Ещё недавно, в начале нашего века, инженерного образования, так же как, скажем, и медицинского, с лихвой хватало на всю оставшуюся до пенсии жизнь. Сейчас благодаря необычайно быстрым темпам обновления производства карьера технического специалиста – своего рода барьерный бег, где каждый новый барьер не возьмёшь без дополнительной, причём весьма серьёзной подготовки, а точнее – переподготовки. Ведь жизнь сегодняшней технической новинки – всего 4-6 лет, после чего она, как правило, неумолимо устаревает морально и заменяется более современной, то есть более экономичной и эффективной. За примерами дело не станет даже у далёкого от инженерии – каждый из нас прекрасно знает, скажем, с какой быстротой изменяются телевизоры, магнитофоны, мини-компьютеры... А за этими стремительно нарастающими усовершенствованиями – не только очередной технологический скачок с его поразительными открытиями и изобретениями, но и новые методы организации труда.

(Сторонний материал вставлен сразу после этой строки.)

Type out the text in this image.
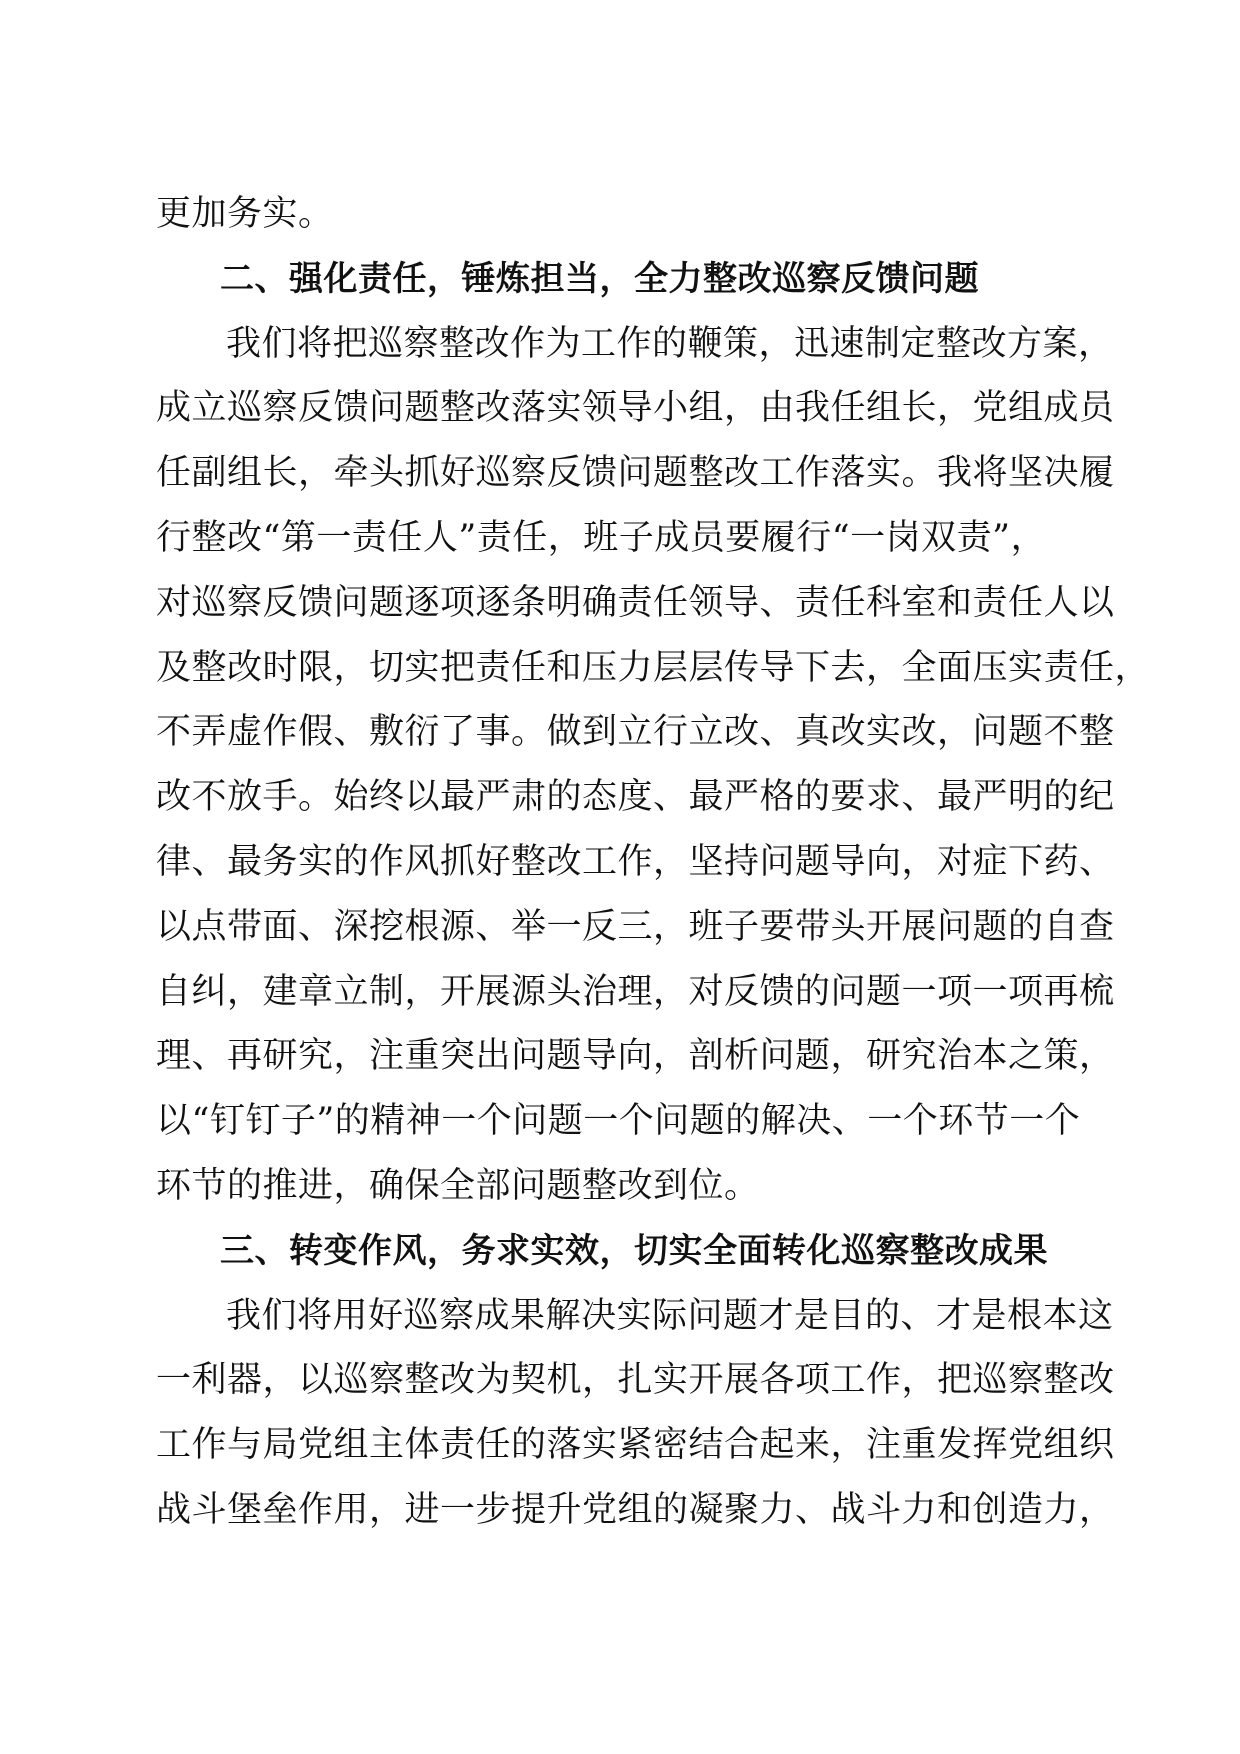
更加务实。
二、强化责任，锤炼担当，全力整改巡察反馈问题
我们将把巡察整改作为工作的鞭策，迅速制定整改方案，
成立巡察反馈问题整改落实领导小组，由我任组长，党组成员
任副组长，牵头抓好巡察反馈问题整改工作落实。我将坚决履
行整改“第一责任人”责任，班子成员要履行“一岗双责”，
对巡察反馈问题逐项逐条明确责任领导、责任科室和责任人以
及整改时限，切实把责任和压力层层传导下去，全面压实责任，
不弄虚作假、敷衍了事。做到立行立改、真改实改，问题不整
改不放手。始终以最严肃的态度、最严格的要求、最严明的纪
律、最务实的作风抓好整改工作，坚持问题导向，对症下药、
以点带面、深挖根源、举一反三，班子要带头开展问题的自查
自纠，建章立制，开展源头治理，对反馈的问题一项一项再梳
理、再研究，注重突出问题导向，剖析问题，研究治本之策，
以“钉钉子”的精神一个问题一个问题的解决、一个环节一个
环节的推进，确保全部问题整改到位。
三、转变作风，务求实效，切实全面转化巡察整改成果
我们将用好巡察成果解决实际问题才是目的、才是根本这
一利器，以巡察整改为契机，扎实开展各项工作，把巡察整改
工作与局党组主体责任的落实紧密结合起来，注重发挥党组织
战斗堡垒作用，进一步提升党组的凝聚力、战斗力和创造力，
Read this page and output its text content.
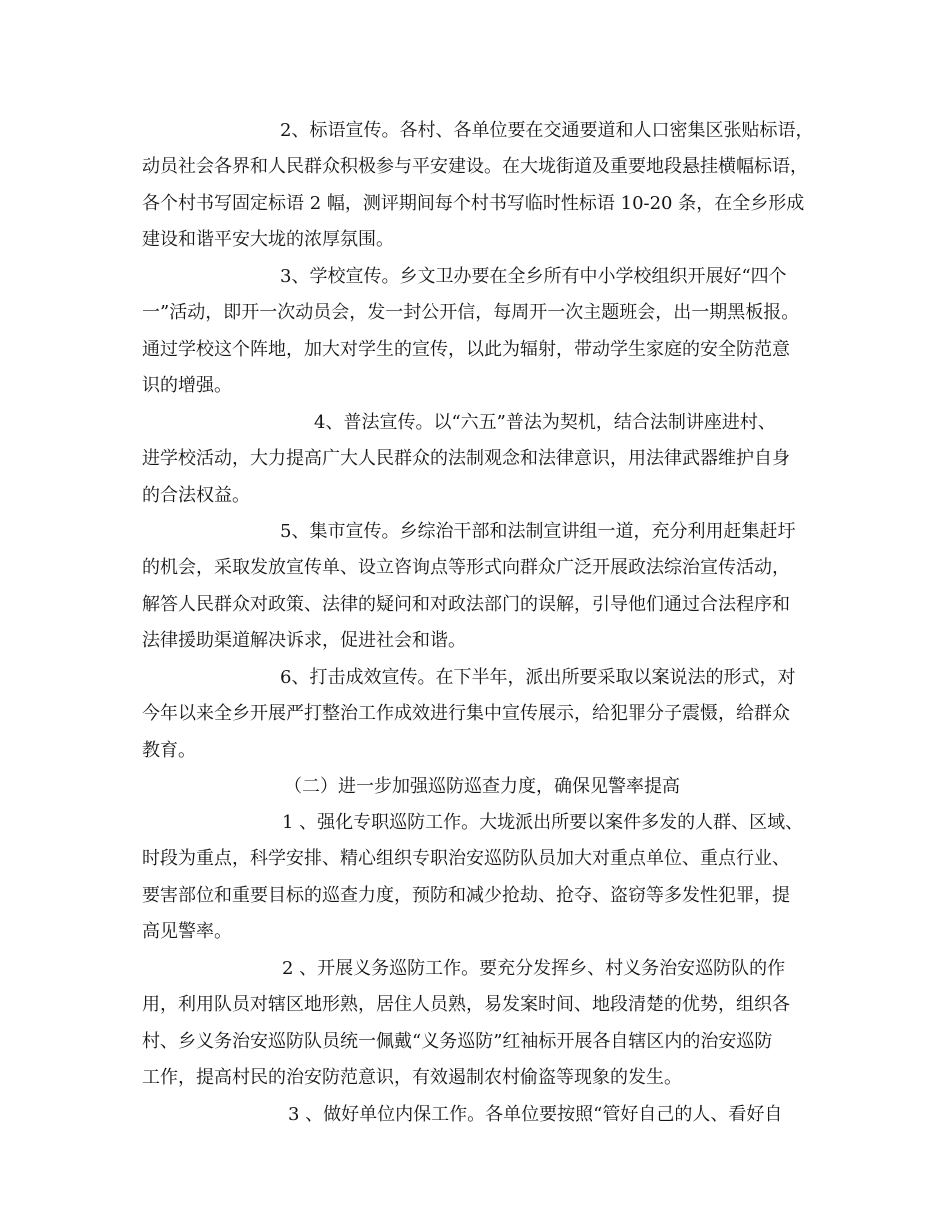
2、标语宣传。各村、各单位要在交通要道和人口密集区张贴标语，
动员社会各界和人民群众积极参与平安建设。在大垅街道及重要地段悬挂横幅标语，
各个村书写固定标语 2 幅，测评期间每个村书写临时性标语 10-20 条，在全乡形成
建设和谐平安大垅的浓厚氛围。
3、学校宣传。乡文卫办要在全乡所有中小学校组织开展好“四个
一”活动，即开一次动员会，发一封公开信，每周开一次主题班会，出一期黑板报。
通过学校这个阵地，加大对学生的宣传，以此为辐射，带动学生家庭的安全防范意
识的增强。
4、普法宣传。以“六五”普法为契机，结合法制讲座进村、
进学校活动，大力提高广大人民群众的法制观念和法律意识，用法律武器维护自身
的合法权益。
5、集市宣传。乡综治干部和法制宣讲组一道，充分利用赶集赶圩
的机会，采取发放宣传单、设立咨询点等形式向群众广泛开展政法综治宣传活动，
解答人民群众对政策、法律的疑问和对政法部门的误解，引导他们通过合法程序和
法律援助渠道解决诉求，促进社会和谐。
6、打击成效宣传。在下半年，派出所要采取以案说法的形式，对
今年以来全乡开展严打整治工作成效进行集中宣传展示，给犯罪分子震慑，给群众
教育。
（二）进一步加强巡防巡查力度，确保见警率提高
1 、强化专职巡防工作。大垅派出所要以案件多发的人群、区域、
时段为重点，科学安排、精心组织专职治安巡防队员加大对重点单位、重点行业、
要害部位和重要目标的巡查力度，预防和减少抢劫、抢夺、盗窃等多发性犯罪，提
高见警率。
2 、开展义务巡防工作。要充分发挥乡、村义务治安巡防队的作
用，利用队员对辖区地形熟，居住人员熟，易发案时间、地段清楚的优势，组织各
村、乡义务治安巡防队员统一佩戴“义务巡防”红袖标开展各自辖区内的治安巡防
工作，提高村民的治安防范意识，有效遏制农村偷盗等现象的发生。
3 、做好单位内保工作。各单位要按照“管好自己的人、看好自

Все это требует от инженера наших дней невиданного ранее профессионального качества: оперативной адаптации к быстро меняющимся условиям современной техники и производства. В Японии, как известно, весь парк станочного оборудования обновляют всего за 5-6 лет. Замена вызвана отнюдь не износом станков, а их несоответствием новым технологиям и методам организации труда.
При столь бурном динамизме, типичном для современного производства, традиционная система разовой подготовки инженеров, да ещё в отрыве от наиболее передового производства и науки, уже не отвечает современным требованиям. Свой дипломный и даже курсовые проекты будущему инженеру надо делать не понарошке, а с вполне конкретной привязкой к рабочему месту, на которое он вскоре придёт. Причём настолько серьёзно, чтобы, по крайней мере, лучшие из таких проектов тут же шли в дело.
Вспоминаю, как благодаря специально принятым мерам одного способного студента мы взяли «на прицел» уже на третьем курсе МВТУ имени Баумана. Уникальная установка, которую он разработал, будучи дипломником-стажёром нашей лаборатории, легла потом в основу его незаурядной кандидатской диссертации, которая была сделана всего за полтора года и успешно защищена.
Польза от такого порядка вещей двойная: ВТУЗы готовят полноценных специалистов, если можно так сказать, опережающего профиля, а научно-промышленные комплексы получают возможность использовать это квалифицированное молодое пополнение сразу, без традиционной раскачки и стажировки.
НОВОЕ СОДЕРЖАНИЕ
Давно не секрет, что проблема воспитания инженеров уходит своими корнями в фундаментальные взаимоотношения человека с окружающим миром. Ведь именно инженер первый несёт ответственность за преобразование природы в интересах человека и по его разумению. Однако об этом часто забывают, хотя ответственность с каждым новым шагом в техническом могуществе нарастает.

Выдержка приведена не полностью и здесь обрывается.